In order to do this appropriately, you need to spend a little time determining what phrases you think others might use when searching for your type of organization. You can optimize your page for more than one keyword term, just remember to make the text flow well and naturally. There's no sense in getting someone to visit your organization's page and then having them click right back off because it comes across as "spammy."
Along those same lines, the search engines don't like it when you use your keywords too many times, either. In the past, people have used the method of "keyword stuffing" to put search terms all over their sites and then rank higher in search engine results. Again, once someone clicks over to the site and discovers that the information isn't really useful, they're not going to stick around. The search engine companies recognize this, and sites that they think have used this method will be "blacklisted." Recommendations for "keyword density" vary, but keeping the phrases to about 2-5% of your word count is a good guideline.
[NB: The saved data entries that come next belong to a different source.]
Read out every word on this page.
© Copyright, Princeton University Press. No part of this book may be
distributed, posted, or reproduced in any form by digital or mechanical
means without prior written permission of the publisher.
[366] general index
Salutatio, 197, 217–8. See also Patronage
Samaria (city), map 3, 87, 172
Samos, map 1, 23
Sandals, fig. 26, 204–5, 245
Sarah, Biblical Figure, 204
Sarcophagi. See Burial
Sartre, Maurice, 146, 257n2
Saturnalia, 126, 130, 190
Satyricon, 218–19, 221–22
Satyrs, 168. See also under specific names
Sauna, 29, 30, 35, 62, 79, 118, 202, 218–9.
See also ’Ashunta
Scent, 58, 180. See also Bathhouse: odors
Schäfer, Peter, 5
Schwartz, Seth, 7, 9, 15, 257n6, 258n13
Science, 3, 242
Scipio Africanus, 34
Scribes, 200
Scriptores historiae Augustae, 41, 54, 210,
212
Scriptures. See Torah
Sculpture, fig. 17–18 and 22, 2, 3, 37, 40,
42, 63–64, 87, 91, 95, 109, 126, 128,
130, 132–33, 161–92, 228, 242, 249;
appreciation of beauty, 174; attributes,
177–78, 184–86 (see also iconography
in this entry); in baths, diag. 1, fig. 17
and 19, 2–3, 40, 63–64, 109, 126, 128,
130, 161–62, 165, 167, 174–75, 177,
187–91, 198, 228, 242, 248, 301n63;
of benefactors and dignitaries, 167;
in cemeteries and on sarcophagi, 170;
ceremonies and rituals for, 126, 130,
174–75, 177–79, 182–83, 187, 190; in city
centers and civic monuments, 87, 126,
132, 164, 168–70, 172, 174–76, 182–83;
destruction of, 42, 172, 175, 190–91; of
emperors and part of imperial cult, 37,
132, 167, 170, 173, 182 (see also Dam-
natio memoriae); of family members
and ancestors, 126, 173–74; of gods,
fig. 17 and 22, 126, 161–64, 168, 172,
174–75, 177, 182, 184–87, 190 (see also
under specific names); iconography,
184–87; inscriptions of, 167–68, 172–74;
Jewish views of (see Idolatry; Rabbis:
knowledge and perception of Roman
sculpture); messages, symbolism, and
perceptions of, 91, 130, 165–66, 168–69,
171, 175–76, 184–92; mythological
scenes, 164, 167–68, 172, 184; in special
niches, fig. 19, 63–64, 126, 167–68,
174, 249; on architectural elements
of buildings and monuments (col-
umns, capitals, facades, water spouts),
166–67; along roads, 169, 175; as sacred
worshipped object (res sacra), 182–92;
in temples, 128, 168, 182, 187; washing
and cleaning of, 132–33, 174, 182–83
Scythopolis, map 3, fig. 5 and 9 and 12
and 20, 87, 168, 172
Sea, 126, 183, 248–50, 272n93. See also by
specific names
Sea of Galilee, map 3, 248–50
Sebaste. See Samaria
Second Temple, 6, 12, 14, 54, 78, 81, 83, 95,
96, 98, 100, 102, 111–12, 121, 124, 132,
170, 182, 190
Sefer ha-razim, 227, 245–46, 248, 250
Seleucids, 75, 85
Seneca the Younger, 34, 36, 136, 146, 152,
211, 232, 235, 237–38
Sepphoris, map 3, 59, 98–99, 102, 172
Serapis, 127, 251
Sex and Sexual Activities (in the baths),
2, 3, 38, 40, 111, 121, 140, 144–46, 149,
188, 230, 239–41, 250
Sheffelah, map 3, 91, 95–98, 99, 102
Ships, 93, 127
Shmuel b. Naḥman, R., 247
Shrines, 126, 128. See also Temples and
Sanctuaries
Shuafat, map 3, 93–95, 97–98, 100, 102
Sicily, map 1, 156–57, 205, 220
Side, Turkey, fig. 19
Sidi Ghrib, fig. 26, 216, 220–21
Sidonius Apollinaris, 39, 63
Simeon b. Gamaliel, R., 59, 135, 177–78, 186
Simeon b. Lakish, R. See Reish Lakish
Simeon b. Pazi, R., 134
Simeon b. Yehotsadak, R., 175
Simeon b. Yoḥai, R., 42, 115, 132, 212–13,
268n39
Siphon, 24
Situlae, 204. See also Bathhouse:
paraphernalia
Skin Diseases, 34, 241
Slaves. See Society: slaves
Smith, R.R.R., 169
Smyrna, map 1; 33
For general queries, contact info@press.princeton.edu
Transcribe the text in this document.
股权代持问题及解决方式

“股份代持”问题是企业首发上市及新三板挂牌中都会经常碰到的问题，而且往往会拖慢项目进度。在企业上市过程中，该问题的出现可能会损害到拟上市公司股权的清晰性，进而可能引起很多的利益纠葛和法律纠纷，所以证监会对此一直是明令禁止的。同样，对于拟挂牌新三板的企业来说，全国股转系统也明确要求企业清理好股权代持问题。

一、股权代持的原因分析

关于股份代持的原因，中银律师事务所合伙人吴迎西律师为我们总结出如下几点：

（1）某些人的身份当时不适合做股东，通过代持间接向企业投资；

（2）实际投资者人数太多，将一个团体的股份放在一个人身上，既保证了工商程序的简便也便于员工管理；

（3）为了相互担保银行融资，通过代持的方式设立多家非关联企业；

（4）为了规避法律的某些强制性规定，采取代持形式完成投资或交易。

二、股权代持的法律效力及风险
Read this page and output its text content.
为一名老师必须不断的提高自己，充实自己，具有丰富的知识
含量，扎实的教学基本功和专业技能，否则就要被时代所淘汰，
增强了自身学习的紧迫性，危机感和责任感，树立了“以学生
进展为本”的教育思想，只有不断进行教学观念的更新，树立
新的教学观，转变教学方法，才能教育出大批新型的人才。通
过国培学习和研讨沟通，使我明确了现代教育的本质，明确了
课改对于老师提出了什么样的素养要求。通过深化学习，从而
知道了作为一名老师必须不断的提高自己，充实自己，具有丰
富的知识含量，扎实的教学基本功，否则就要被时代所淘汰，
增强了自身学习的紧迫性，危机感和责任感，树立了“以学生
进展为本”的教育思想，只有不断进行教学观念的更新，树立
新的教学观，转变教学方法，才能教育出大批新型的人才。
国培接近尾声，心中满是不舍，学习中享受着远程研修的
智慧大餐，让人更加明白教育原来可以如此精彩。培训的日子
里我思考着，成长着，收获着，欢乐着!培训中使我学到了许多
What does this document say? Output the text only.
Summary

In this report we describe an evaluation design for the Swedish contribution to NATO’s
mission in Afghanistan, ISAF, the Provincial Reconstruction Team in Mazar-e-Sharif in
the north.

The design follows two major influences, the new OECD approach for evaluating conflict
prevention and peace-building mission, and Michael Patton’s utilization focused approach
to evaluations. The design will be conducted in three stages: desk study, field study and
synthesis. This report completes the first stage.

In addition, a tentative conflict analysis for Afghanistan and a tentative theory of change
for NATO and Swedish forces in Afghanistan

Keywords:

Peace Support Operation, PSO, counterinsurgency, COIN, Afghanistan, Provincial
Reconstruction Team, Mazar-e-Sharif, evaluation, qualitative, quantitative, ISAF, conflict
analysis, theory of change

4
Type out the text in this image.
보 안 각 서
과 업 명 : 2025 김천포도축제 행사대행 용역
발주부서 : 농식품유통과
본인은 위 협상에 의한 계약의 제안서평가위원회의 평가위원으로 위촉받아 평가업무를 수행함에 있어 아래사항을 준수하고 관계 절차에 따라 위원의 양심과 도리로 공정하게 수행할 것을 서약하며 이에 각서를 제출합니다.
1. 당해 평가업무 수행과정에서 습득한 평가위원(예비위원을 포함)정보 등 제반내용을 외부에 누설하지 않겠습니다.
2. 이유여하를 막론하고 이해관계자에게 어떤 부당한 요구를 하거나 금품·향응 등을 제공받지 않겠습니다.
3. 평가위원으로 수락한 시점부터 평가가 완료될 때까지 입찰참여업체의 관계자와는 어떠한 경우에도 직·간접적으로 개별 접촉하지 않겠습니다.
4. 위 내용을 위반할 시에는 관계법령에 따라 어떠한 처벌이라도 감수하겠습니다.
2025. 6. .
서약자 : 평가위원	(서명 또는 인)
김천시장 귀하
In addition to coming up with potential search terms on your own, you can use various keyword suggestion tools. These work in different ways, but at the heart of it, they help you uncover what terms people are using to find similar information to what you offer.
Finally, keep in mind that it's not always the best idea to go for the most obvious keywords. You can optimize your site all you want for the term "nonprofit organization," but there's very little chance that you will rank in the results for that. The competition is just too fierce. However, you may have a decent chance of ranking for "nonprofit organization" + "your city."